Tuesday, October 1, 2013

The up-side to housework (and laundry, and cooking, and errands....)


Whenever Rick or I complains about work, the other one says “Yeah, that’s the down side of having a job. The work.”

I was thinking about that this past weekend as I tried not to feel overwhelmed with household tasks. I’d had an especially busy work week – normally I’m at home mornings and on site with a client in the afternoons, but for the past week I’d been working on a project that had me leaving the house first thing in the morning and gone for eight or ten hours every day – and had that busy-mom feeling of the house falling down around me.

But then I reminded myself: No, the house is not falling down around you. It could use some vacuuming. It could use some dusting. Emptying the wastebaskets wouldn’t be a bad idea, and everyone would benefit from a load or two of clean laundry. But the house isn’t falling down.

And that brought me back to thinking about what Rick and I say about work. The down side of having a house is the housework, but conversely, the up side of housework is that it means you have a house. I thought about various people we know in Colorado, none of whom have lost their own homes but several of whom have seen their neighbors lose theirs, and some of the people we know can’t access their homes reliably even if their houses are still standing, so they have to temporarily move out. If your house washed away in a flood, I reminded myself, you wouldn’t have housework. Better to have the house….and the housework.

And then the same message seemed so easy to extrapolate to other things. Yes, there’s cooking to do… because we have access to healthy appealing ingredients with which we can make all kinds of things. And yes, I have a long list of errands….but I wouldn’t have any errands if I had no money to spend on things we needed.

This wasn’t just trite Pollyanna-isms. Thinking about the Colorado flood victims reminded me of what it’s like every winter when at some point we lose power for a day or two, or more: how all I want to do once the electricity has been off for a couple of days is wash dishes, even though washing dishes is never a high priority when the house is running smoothly.

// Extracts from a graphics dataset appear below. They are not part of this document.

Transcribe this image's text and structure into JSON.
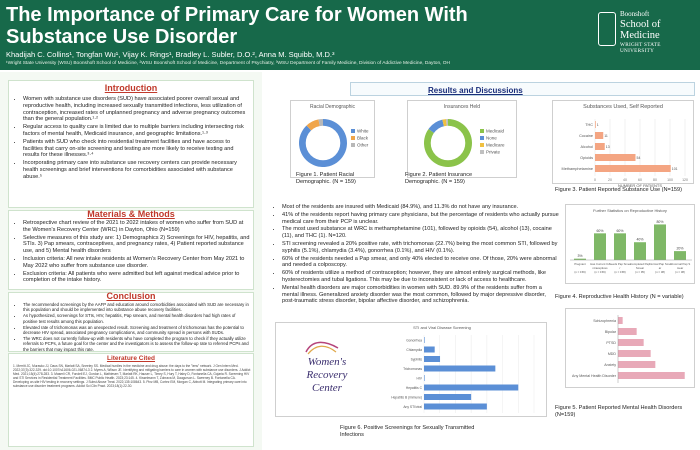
{
  "header": {
    "title": "The Importance of Primary Care for Women With Substance Use Disorder",
    "authors": "Khadijah C. Collins¹, Tongfan Wu¹, Vijay K. Rings¹, Bradley L. Subler, D.O.², Anna M. Squibb, M.D.³",
    "affiliations": "¹Wright State University (WSU) Boonshoft School of Medicine, ²WSU Boonshoft School of Medicine, Department of Psychiatry, ³WSU Department of Family Medicine, Division of Addictive Medicine, Dayton, OH",
    "logo_line1": "Boonshoft",
    "logo_line2": "School of Medicine",
    "logo_line3": "WRIGHT STATE UNIVERSITY"
  },
  "introduction": {
    "heading": "Introduction",
    "bullets": [
      "Women with substance use disorders (SUD) have associated poorer overall sexual and reproductive health, including increased sexually transmitted infections, less utilization of contraception, increased rates of unplanned pregnancy and adverse pregnancy outcomes than the general population.¹·²",
      "Regular access to quality care is limited due to multiple barriers including intersecting risk factors of mental health, Medicaid insurance, and geographic limitations.¹·³",
      "Patients with SUD who check into residential treatment facilities and have access to facilities that carry on-site screening and testing are more likely to receive testing and results for these illnesses.³·⁴",
      "Incorporating primary care into substance use recovery centers can provide necessary health screenings and brief interventions for comorbidities associated with substance abuse.⁵"
    ]
  },
  "methods": {
    "heading": "Materials & Methods",
    "bullets": [
      "Retrospective chart review of the 2021 to 2022 intakes of women who suffer from SUD at the Women's Recovery Center (WRC) in Dayton, Ohio (N=159)",
      "Selective measures of this study are: 1) Demographics 2) Screenings for HIV, hepatitis, and STIs. 3) Pap smears, contraceptives, and pregnancy rates, 4) Patient reported substance use, and 5) Mental health disorders",
      "Inclusion criteria: All new intake residents at Women's Recovery Center from May 2021 to May 2022 who suffer from substance use disorder.",
      "Exclusion criteria: All patients who were admitted but left against medical advice prior to completion of the intake history."
    ]
  },
  "conclusion": {
    "heading": "Conclusion",
    "bullets": [
      "The recommended screenings by the AAFP and education around comorbidities associated with SUD are necessary in this population and should be implemented into substance abuse recovery facilities.",
      "As hypothesized, screenings for STIs, HIV, hepatitis, Pap smears, and mental health disorders had high rates of positive test results among this population.",
      "Elevated rate of trichomonas was an unexpected result. Screening and treatment of trichomonas has the potential to decrease HIV spread, associated pregnancy complications, and community spread in persons with SUDs.",
      "The WRC does not currently follow-up with residents who have completed the program to check if they actually utilize referrals to PCPs, a future goal for the center and the investigators is to assess the follow-up rate to referred PCPs and the barriers that may impact this rate."
    ]
  },
  "literature": {
    "heading": "Literature Cited",
    "text": "1. Merritt JC, Murasko JJ, Daus SN, Marlatt SA, Sneeley SS. Medical hurdles in the medicine and drug abuse: the days to the \"lens\" network. J Gen Intern Med. 2022;37(3):322-329. doi:10.1007/s11606-021-06874-3  2. Myers A, Wilson JE. Identifying and mitigating barriers to care in women with substance use disorders. J Addict Med. 2021;15(4):278-283.  3. Maserli CR, Fondell EJ, Gordon L, Mathiesen T, Marlatt RK, Hauser L, Timey S, Hury T, Haley D, Fontanella CA, Gojaria R. Screening HIV and STI Services in Residential Treatment Facilities. BMC Public Health. 2023;23:145.  4. Kisselmann T, Zobrava M, Daugurson L. Sweeney B. Fontanella CA. Developing on-site HIV testing in recovery settings. J Subst Abuse Treat. 2022;135:108643.  5. Pinz MB, Cortez EM, Morgan C, Abbott M. Integrating primary care into substance use disorder treatment programs. Addict Sci Clin Pract. 2023;18(1):22-30."
  },
  "results": {
    "heading": "Results and Discussions",
    "fig1": {
      "chart_title": "Racial Demographic",
      "caption": "Figure 1. Patient Racial Demographic. (N = 159)"
    },
    "fig2": {
      "chart_title": "Insurances Held",
      "caption": "Figure 2. Patient Insurance Demographic. (N = 159)"
    },
    "fig3": {
      "chart_title": "Substances Used, Self Reported",
      "xlabel": "NUMBER OF PATIENTS",
      "caption": "Figure 3. Patient Reported Substance Use (N=159)"
    },
    "fig4": {
      "chart_title": "Further Statistics on Reproductive History",
      "caption": "Figure 4. Reproductive Health History (N = variable)"
    },
    "fig5": {
      "caption": "Figure 5. Patient Reported Mental Health Disorders (N=159)"
    },
    "fig6": {
      "chart_title": "STI and Viral Disease Screening",
      "logo_line1": "Women's",
      "logo_line2": "Recovery",
      "logo_line3": "Center",
      "caption": "Figure 6. Positive Screenings for Sexually Transmitted Infections"
    },
    "bullets": [
      "Most of the residents are insured with Medicaid (84.9%), and 11.3% do not have any insurance.",
      "41% of the residents report having primary care physicians, but the percentage of residents who actually pursue medical care from their PCP is unclear.",
      "The most used substance at WRC is methamphetamine (101), followed by opioids (54), alcohol (13), cocaine (11), and THC (1). N=120.",
      "STI screening revealed a 20% positive rate, with trichomonas (22.7%) being the most common STI, followed by syphilis (5.1%), chlamydia (3.4%), gonorrhea (0.1%), and HIV (0.1%).",
      "60% of the residents needed a Pap smear, and only 40% elected to receive one. Of those, 20% were abnormal and needed a colposcopy.",
      "60% of residents utilize a method of contraception; however, they are almost entirely surgical methods, like hysterectomies and tubal ligations. This may be due to inconsistent or lack of access to healthcare.",
      "Mental health disorders are major comorbidities in women with SUD. 89.9% of the residents suffer from a mental illness. Generalized anxiety disorder was the most common, followed by major depressive disorder, post-traumatic stress disorder, bipolar affective disorder, and schizophrenia."
    ]
  },
  "chart_data": [
    {
      "type": "pie",
      "title": "Racial Demographic",
      "labels": [
        "White",
        "Black",
        "Other"
      ],
      "colors": [
        "#5b8fd6",
        "#f0a54a",
        "#b8b8b8"
      ],
      "values": [
        88,
        9,
        3
      ]
    },
    {
      "type": "pie",
      "title": "Insurances Held",
      "labels": [
        "Medicaid",
        "None",
        "Medicare",
        "Private"
      ],
      "colors": [
        "#8bc34a",
        "#5b8fd6",
        "#f0c040",
        "#c0c0c0"
      ],
      "values": [
        84.9,
        11.3,
        2.5,
        1.3
      ]
    },
    {
      "type": "bar",
      "title": "Substances Used, Self Reported",
      "categories": [
        "THC",
        "Cocaine",
        "Alcohol",
        "Opioids",
        "Methamphetamine"
      ],
      "values": [
        1,
        11,
        13,
        54,
        101
      ],
      "xlabel": "NUMBER OF PATIENTS",
      "color": "#f4a582"
    },
    {
      "type": "bar",
      "title": "Further Statistics on Reproductive History",
      "categories": [
        "Pregnant (n = 159)",
        "Has Current Contraceptives (n = 159)",
        "Needs Pap Smear (n = 158)",
        "Completed Pap Smear (n = 95)",
        "Normal Pap Smear (n = 38)",
        "Abnormal Pap Smear (n = 38)"
      ],
      "value_labels": [
        "3%",
        "60%",
        "60%",
        "40%",
        "80%",
        "20%"
      ],
      "values": [
        3,
        60,
        60,
        40,
        80,
        20
      ],
      "ylim": [
        0,
        90
      ],
      "color": "#7fb867"
    },
    {
      "type": "bar",
      "categories": [
        "Schizophrenia",
        "Bipolar",
        "PTSD",
        "MDD",
        "Anxiety",
        "Any Mental Health Disorder"
      ],
      "values": [
        10,
        40,
        55,
        70,
        80,
        143
      ],
      "color": "#e8a9b8"
    },
    {
      "type": "bar",
      "title": "STI and Viral Disease Screening",
      "categories": [
        "Gonorrhea",
        "Chlamydia",
        "Syphilis",
        "Trichomonas",
        "HIV",
        "Hepatitis C",
        "Hepatitis B (immune)",
        "Any STI/viral"
      ],
      "values": [
        0.1,
        3.4,
        5.1,
        22.7,
        0.1,
        30,
        15,
        20
      ],
      "color": "#5b8fd6"
    }
  ]
}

Just as Rick and I say with work, the down side of having a materially comfortable life is having to take care of all those material goods. It’s reassuring to have a home, and food, and cars, and clothes. Taking decent care of them doesn’t seem like such a chore when I hold on to the perspective that these material blessings require a certain amount of maintenance. Pollyanna-ish or not, in that light, a Saturday filled with housekeeping, cooking and errands feels more like a blessing than a hassle.